In 2012, the percentage of fifth-graders with high blood pressure dropped from one in four to one in five from the previous year, according to WVU. The fifth-grade obesity rate decreased from 29 percent to 28 percent, and the kindergarten rate dropped from 18 percent to 15 percent.
Also at Monday's school board meeting, Kanawha County Schools' attorney Jim Withrow advised how to handle the growing issue of cyber-bullying.
School board member Becky Jordon says it's a "big problem" in the county.
"There are a lot of kids who don't want to go to school after kids go cuckoo on their phones and write mean stuff. They have to be punished," she said. "I think it's a problem, but I don't know what everyone here in this room can do. You can't control every child's phone. It's a parent's job, and it's not being done."
Kanawha County requires teachers to undergo training dealing with bullying that happens online, and all students must take "cyber-safety lessons" each year, according to Leah Sparks, assistant superintendent for instruction in charge of technology.

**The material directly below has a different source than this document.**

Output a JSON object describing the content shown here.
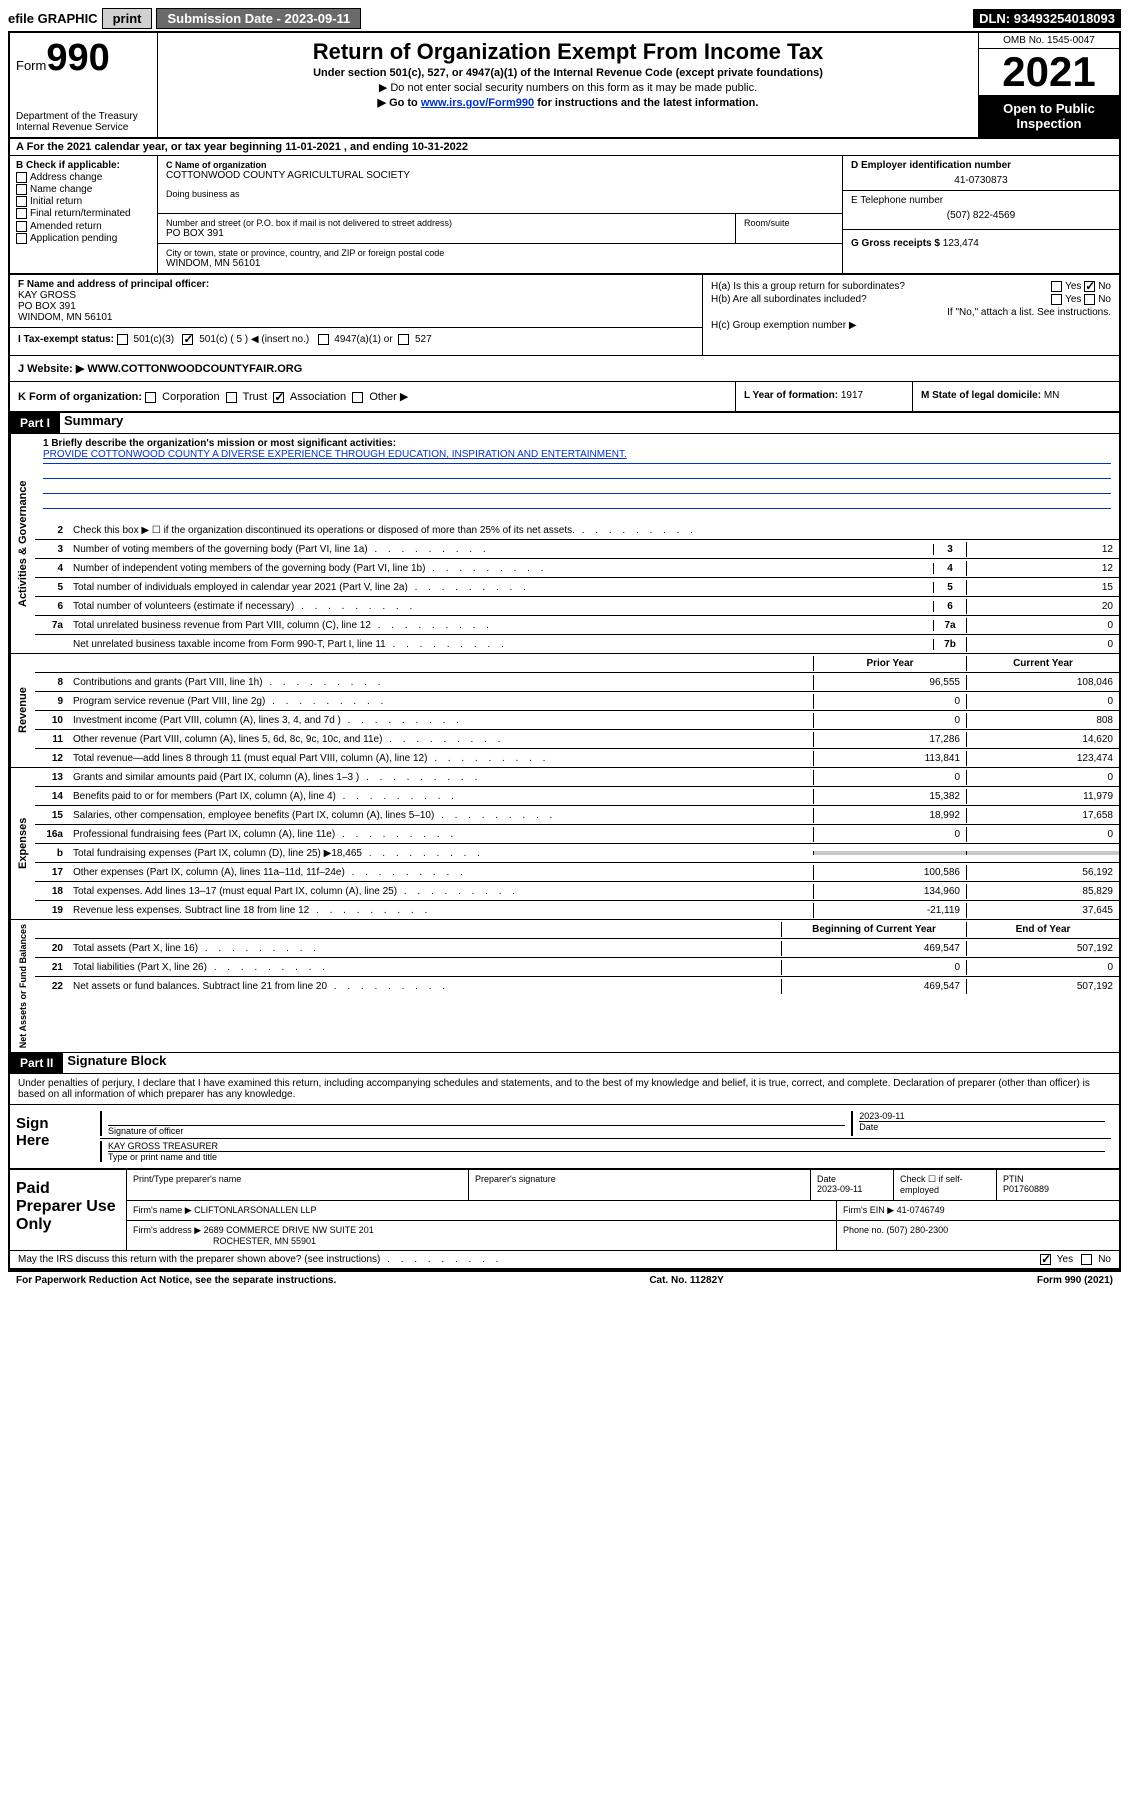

"Now, we're really accountable for every student. ... We're doing what we can to be proactive and bring the issues forward," she said. "My stance is that the real world isn't completely locked down, so we have to make sure we're doing what we can to prepare them for [that]. We're trying to do what we can through these trainings to bring awareness and teach them to be socially responsible online."
The board will meet again Oct. 17 in regular session to discuss the school calendar plans for next year.